A couple of weeks later he took a minimum wage job packaging shampoo, conditioner and deodorant at a factory in Mississauga. At the end of his shift, his boss told him someone had called in sick and asked him to fill in for another eight hours.
Tired and sore, Gulraj said he couldn’t. His boss told him not to bother coming back.
The same day, Geeta applied for a job as a cashier at a local jewellery store. At her interview, she was told she would have to train for two months without pay because she didn’t have any Canadian experience.
“How are we supposed to get Canadian experience if nobody will give us a job?” she asks.
At home, they feel their family life beginning to fray.
In India, their days were bracketed by hot breakfasts and late-night dinners.
These days, all they have time for is frozen food. Sometimes, they don’t even speak to each other because of their busy schedules.
“In India the most important thing is your family. You should be together first thing in the morning and last thing at night,” Geeta had explained in an earlier interview while still living in the family’s New Delhi flat.
“We came here for our children, but what kind of a life can we provide them if we are not happy,” Geeta says now.
The Rijhwanis have attended workshops to help them find work and sent out more than 1,000 résumés. They have learned to tailor them to the job they apply for, trimming down their experience and cutting out their college degrees.
Gulraj and those he has met have developed their own theory on why the Canadian government continues to accept increasing numbers of immigrants when there are no jobs: “This way there is a steady stream of general labourers who do the jobs Canadians don’t want to do,” he explains. “Nobody here recognizes our qualifications.”
Last June, just before the Rijhwanis boarded a plane for Canada, Ottawa announced new rules to its immigration system.

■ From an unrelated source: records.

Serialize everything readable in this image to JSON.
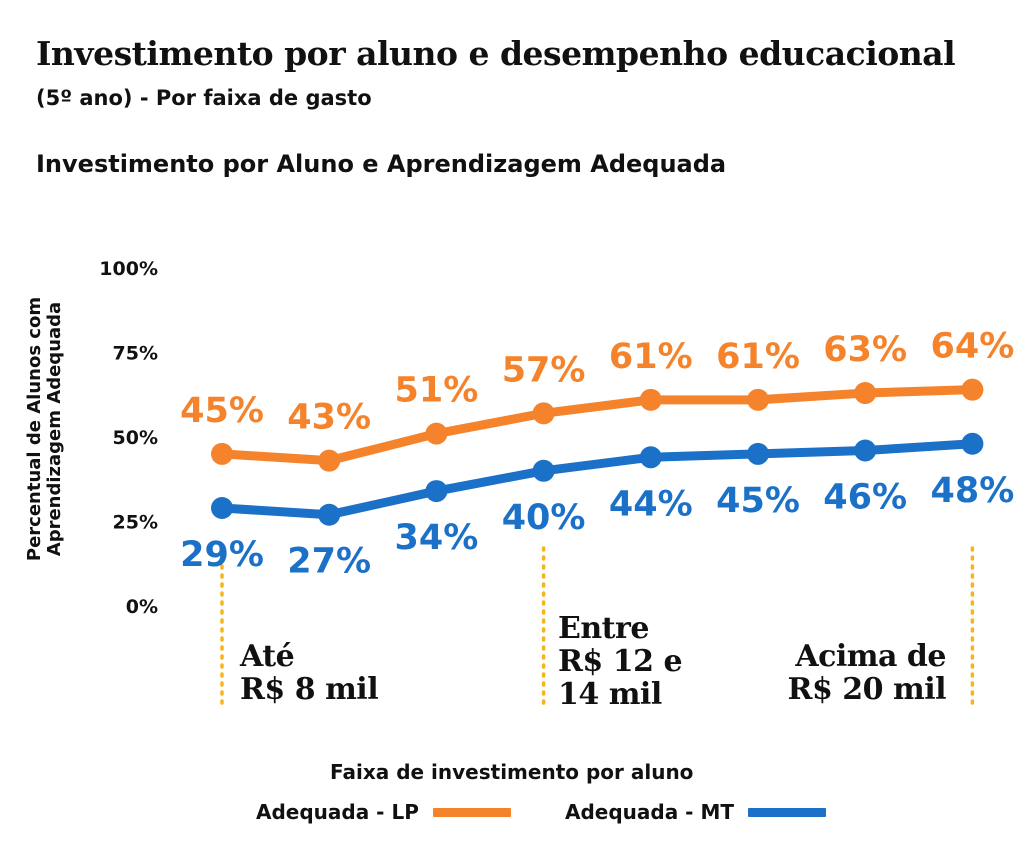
{
  "header": {
    "title": "Investimento por aluno e desempenho educacional",
    "subtitle": "(5º ano) - Por faixa de gasto"
  },
  "chart_data": {
    "type": "line",
    "title": "Investimento por Aluno e Aprendizagem Adequada",
    "xlabel": "Faixa de investimento por aluno",
    "ylabel_lines": [
      "Percentual de Alunos com",
      "Aprendizagem Adequada"
    ],
    "yticks": [
      "0%",
      "25%",
      "50%",
      "75%",
      "100%"
    ],
    "ylim": [
      0,
      100
    ],
    "grid": false,
    "legend_position": "bottom",
    "band_labels": [
      {
        "lines": [
          "Até",
          "R$ 8 mil"
        ],
        "point_index": 0
      },
      {
        "lines": [
          "Entre",
          "R$ 12 e",
          "14 mil"
        ],
        "point_index": 3
      },
      {
        "lines": [
          "Acima de",
          "R$ 20 mil"
        ],
        "point_index": 7
      }
    ],
    "series": [
      {
        "name": "Adequada - LP",
        "color": "#F5832B",
        "values": [
          45,
          43,
          51,
          57,
          61,
          61,
          63,
          64
        ],
        "labels": [
          "45%",
          "43%",
          "51%",
          "57%",
          "61%",
          "61%",
          "63%",
          "64%"
        ]
      },
      {
        "name": "Adequada - MT",
        "color": "#1B71C8",
        "values": [
          29,
          27,
          34,
          40,
          44,
          45,
          46,
          48
        ],
        "labels": [
          "29%",
          "27%",
          "34%",
          "40%",
          "44%",
          "45%",
          "46%",
          "48%"
        ]
      }
    ],
    "marker_color": "#F5B51B"
  }
}
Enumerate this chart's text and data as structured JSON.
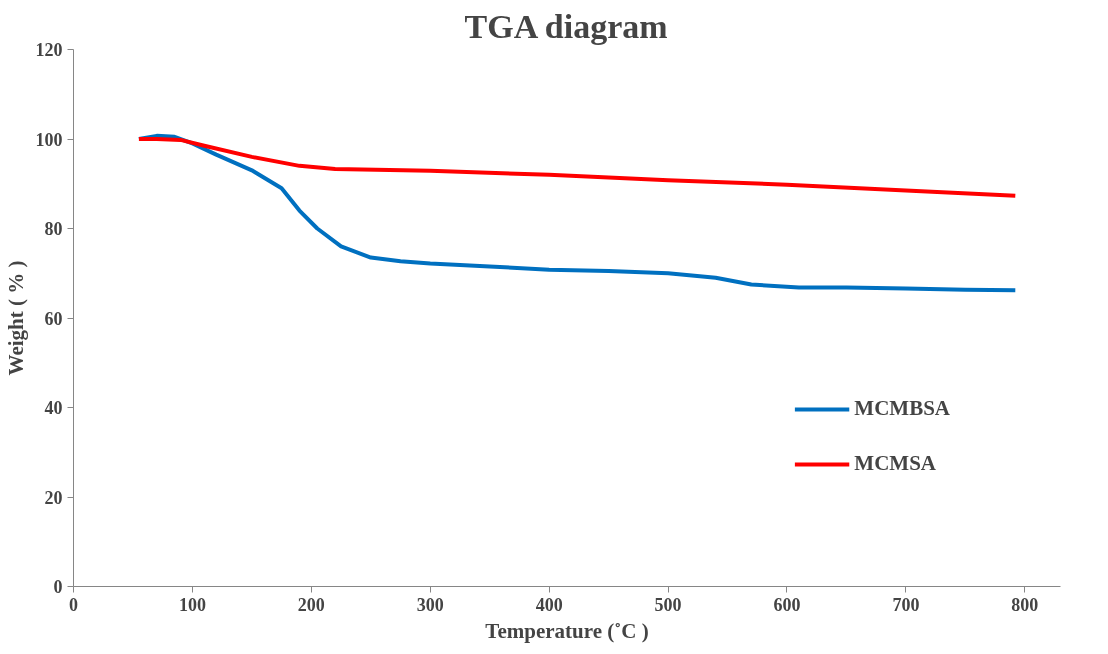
{
  "chart_data": {
    "type": "line",
    "title": "TGA diagram",
    "xlabel": "Temperature (˚C )",
    "ylabel": "Weight ( % )",
    "xlim": [
      0,
      830
    ],
    "ylim": [
      0,
      120
    ],
    "xticks": [
      0,
      100,
      200,
      300,
      400,
      500,
      600,
      700,
      800
    ],
    "yticks": [
      0,
      20,
      40,
      60,
      80,
      100,
      120
    ],
    "grid": false,
    "legend": "bottom right",
    "marker": "none",
    "line_style": "solid",
    "series": [
      {
        "name": "MCMBSA",
        "color": "#0070c0",
        "x": [
          55,
          70,
          85,
          100,
          120,
          150,
          175,
          190,
          205,
          225,
          250,
          275,
          300,
          350,
          400,
          450,
          500,
          540,
          570,
          610,
          650,
          700,
          750,
          792
        ],
        "values": [
          100,
          100.7,
          100.5,
          99,
          96.5,
          93,
          89,
          84,
          80,
          76,
          73.5,
          72.7,
          72.2,
          71.5,
          70.8,
          70.5,
          70,
          69,
          67.5,
          66.8,
          66.8,
          66.6,
          66.3,
          66.2
        ]
      },
      {
        "name": "MCMSA",
        "color": "#ff0000",
        "x": [
          55,
          70,
          90,
          110,
          150,
          190,
          220,
          300,
          400,
          500,
          600,
          700,
          792
        ],
        "values": [
          100,
          100,
          99.8,
          98.5,
          96,
          94,
          93.3,
          92.9,
          92,
          90.8,
          89.8,
          88.5,
          87.3
        ]
      }
    ]
  }
}
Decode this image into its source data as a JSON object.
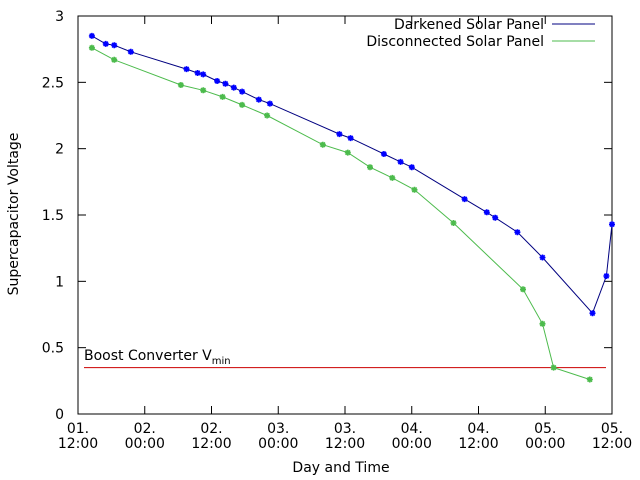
{
  "chart_data": {
    "type": "line",
    "title": "",
    "xlabel": "Day and Time",
    "ylabel": "Supercapacitor Voltage",
    "xlim": [
      "01. 12:00",
      "05. 12:00"
    ],
    "ylim": [
      0,
      3
    ],
    "grid": false,
    "legend": {
      "position": "top-right",
      "entries": [
        "Darkened Solar Panel",
        "Disconnected Solar Panel"
      ]
    },
    "x_ticks": [
      {
        "day": "01.",
        "time": "12:00"
      },
      {
        "day": "02.",
        "time": "00:00"
      },
      {
        "day": "02.",
        "time": "12:00"
      },
      {
        "day": "03.",
        "time": "00:00"
      },
      {
        "day": "03.",
        "time": "12:00"
      },
      {
        "day": "04.",
        "time": "00:00"
      },
      {
        "day": "04.",
        "time": "12:00"
      },
      {
        "day": "05.",
        "time": "00:00"
      },
      {
        "day": "05.",
        "time": "12:00"
      }
    ],
    "y_ticks": [
      "0",
      "0.5",
      "1",
      "1.5",
      "2",
      "2.5",
      "3"
    ],
    "series": [
      {
        "name": "Darkened Solar Panel",
        "color": "#0000ff",
        "line_color": "#000080",
        "points": [
          [
            "01. 14:30",
            2.85
          ],
          [
            "01. 17:00",
            2.79
          ],
          [
            "01. 18:30",
            2.78
          ],
          [
            "01. 21:30",
            2.73
          ],
          [
            "02. 07:30",
            2.6
          ],
          [
            "02. 09:30",
            2.57
          ],
          [
            "02. 10:30",
            2.56
          ],
          [
            "02. 13:00",
            2.51
          ],
          [
            "02. 14:30",
            2.49
          ],
          [
            "02. 16:00",
            2.46
          ],
          [
            "02. 17:30",
            2.43
          ],
          [
            "02. 20:30",
            2.37
          ],
          [
            "02. 22:30",
            2.34
          ],
          [
            "03. 11:00",
            2.11
          ],
          [
            "03. 13:00",
            2.08
          ],
          [
            "03. 19:00",
            1.96
          ],
          [
            "03. 22:00",
            1.9
          ],
          [
            "04. 00:00",
            1.86
          ],
          [
            "04. 09:30",
            1.62
          ],
          [
            "04. 13:30",
            1.52
          ],
          [
            "04. 15:00",
            1.48
          ],
          [
            "04. 19:00",
            1.37
          ],
          [
            "04. 23:30",
            1.18
          ],
          [
            "05. 08:30",
            0.76
          ],
          [
            "05. 11:00",
            1.04
          ],
          [
            "05. 12:00",
            1.43
          ]
        ]
      },
      {
        "name": "Disconnected Solar Panel",
        "color": "#4cbb4c",
        "line_color": "#4cbb4c",
        "points": [
          [
            "01. 14:30",
            2.76
          ],
          [
            "01. 18:30",
            2.67
          ],
          [
            "02. 06:30",
            2.48
          ],
          [
            "02. 10:30",
            2.44
          ],
          [
            "02. 14:00",
            2.39
          ],
          [
            "02. 17:30",
            2.33
          ],
          [
            "02. 22:00",
            2.25
          ],
          [
            "03. 08:00",
            2.03
          ],
          [
            "03. 12:30",
            1.97
          ],
          [
            "03. 16:30",
            1.86
          ],
          [
            "03. 20:30",
            1.78
          ],
          [
            "04. 00:30",
            1.69
          ],
          [
            "04. 07:30",
            1.44
          ],
          [
            "04. 20:00",
            0.94
          ],
          [
            "04. 23:30",
            0.68
          ],
          [
            "05. 01:30",
            0.35
          ],
          [
            "05. 08:00",
            0.26
          ]
        ]
      }
    ],
    "reference_line": {
      "label_main": "Boost Converter V",
      "label_sub": "min",
      "value": 0.35,
      "color": "#cc0000"
    }
  }
}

The changes in the point system gives preference to applicants with transferable skills and existing connections in Canada, but critics say it will be a barrier to many of the blue-collar workers who would have qualified under the old system and are needed in Canada’s work force.
The other day, Gulraj called his former boss in New Delhi and asked if he could have his old job back. His boss agreed.
They will wait for a few more months to see what happens. The school year in India begins in April and if they go back, Karan and Arjun will have lost a year in school.
“Why waste more time?” Geeta asks, but her husband disagrees.
“I am still very hopeful, looking for opportunity to find jobs in my field. I am trying my best.”